[le lapê dy métro] (pers. célèb. RATP)
“Attention ! Ne mets pas tes mains sur la porte, tu risques de te faire pincer très fort”¹.Que tu sois un poulbot de la butte ou de la Porte d’Orléans tu as lu ces deux phrases des milliers de fois. Mieux encore, ce sont les premiers mots que tu as déchiffrés avec une immense fierté (à voix haute, faisant au passage se bidonner des dizaines de voyageurs engoncés dans leurs sombres pensées métro-boulot-dodo). Et si tes souvenirs de Paname sont ceux d’une visite que tu effectuas avec ta classe de CM2 de l’école des garçons de Saint-Affrique, tu l’as aussi gravée dans ta mémoire.
« Attention ! Ne mets pas tes mains sur la porte, tu risques de te faire pincer très fort » c’est ce que nous disait le lapin du métro qui nous mettait en garde contre les dangers de la porte à ouverture latérale pensée par de sadiques ingénieurs de Brissonneau et Lotz (futur Alstom) que Torquemada aurait apprécié compter dans son équipe en charge de la question.
Le lapin du métro, que d’aucuns prénomment Serge parce qu’il fut créé en 1977 par l’illustrateur Serge Maury, portait à cette époque une salopette rouge et un pull jaune à motifs noirs. Ayant moi aussi vécu les années 70 habillé par ma mère je peux témoigner sur la souffrance qui dû être la sienne². Il changera de tenue au cours des années qui suivront et la pression bien-pensante qui lit le Mal dans le moindre signe comme les voyantes de foire lisent l’avenir dans les mains sales lui fera rentrer sa queue dans le pantalon en 1986.

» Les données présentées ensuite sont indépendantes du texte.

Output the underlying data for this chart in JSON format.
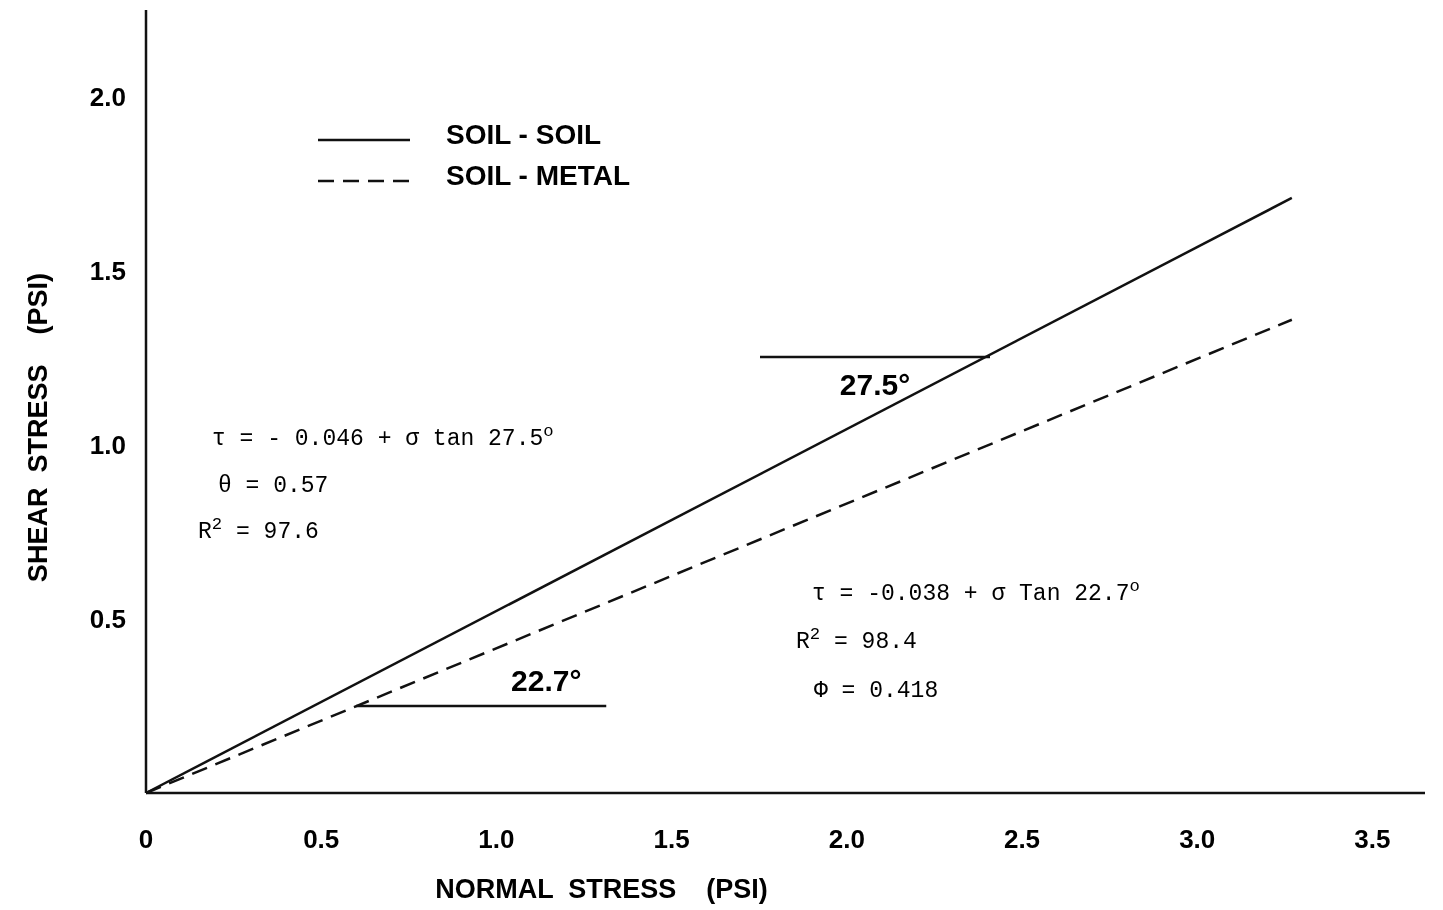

Personne en revanche ne semble s’être interrogé sur le fait que le lapin du métro ne possède que trois doigts, ce qui laisserait supposer (si l’on considère son caractère anthropomorphique nécessaire à la prescription) qu’il a déjà perdu l’annulaire et l’auriculaire lors de précédents voyages et que son message n’est alors que de peu d’efficacité.
La RATP (qui est une maison surannée se débattant dans un monde moderne mais ceci est une autre histoire) continue de coller le lapin du métro sur les vitres à hauteur de petit homme. Las, son symbole devenu patrimoine intouchable (on attend qu’un ministre de la culture en mal de reconnaissance nous classe le lapin du métro monument historique) ne fait plus vraiment recette auprès des chasseurs de Pokémons. Son compte Twitter est suivi par une horde de vieux cons surannés (dont je suis) pour qui désormais le seul pincement est celui qu’elle a au cœur quand elle s’assoit sur le strapontin le plus proche de la porte et qu’elle lit à nouveau le message de Serge.
Avec son casque sur les oreilles et ses SMS qui défilent, le poulbot n’a désormais plus l’œil à poser sur le lapin du métro quand il est dans une rame. Tant pis pour lui s’il se fait pincer très fort.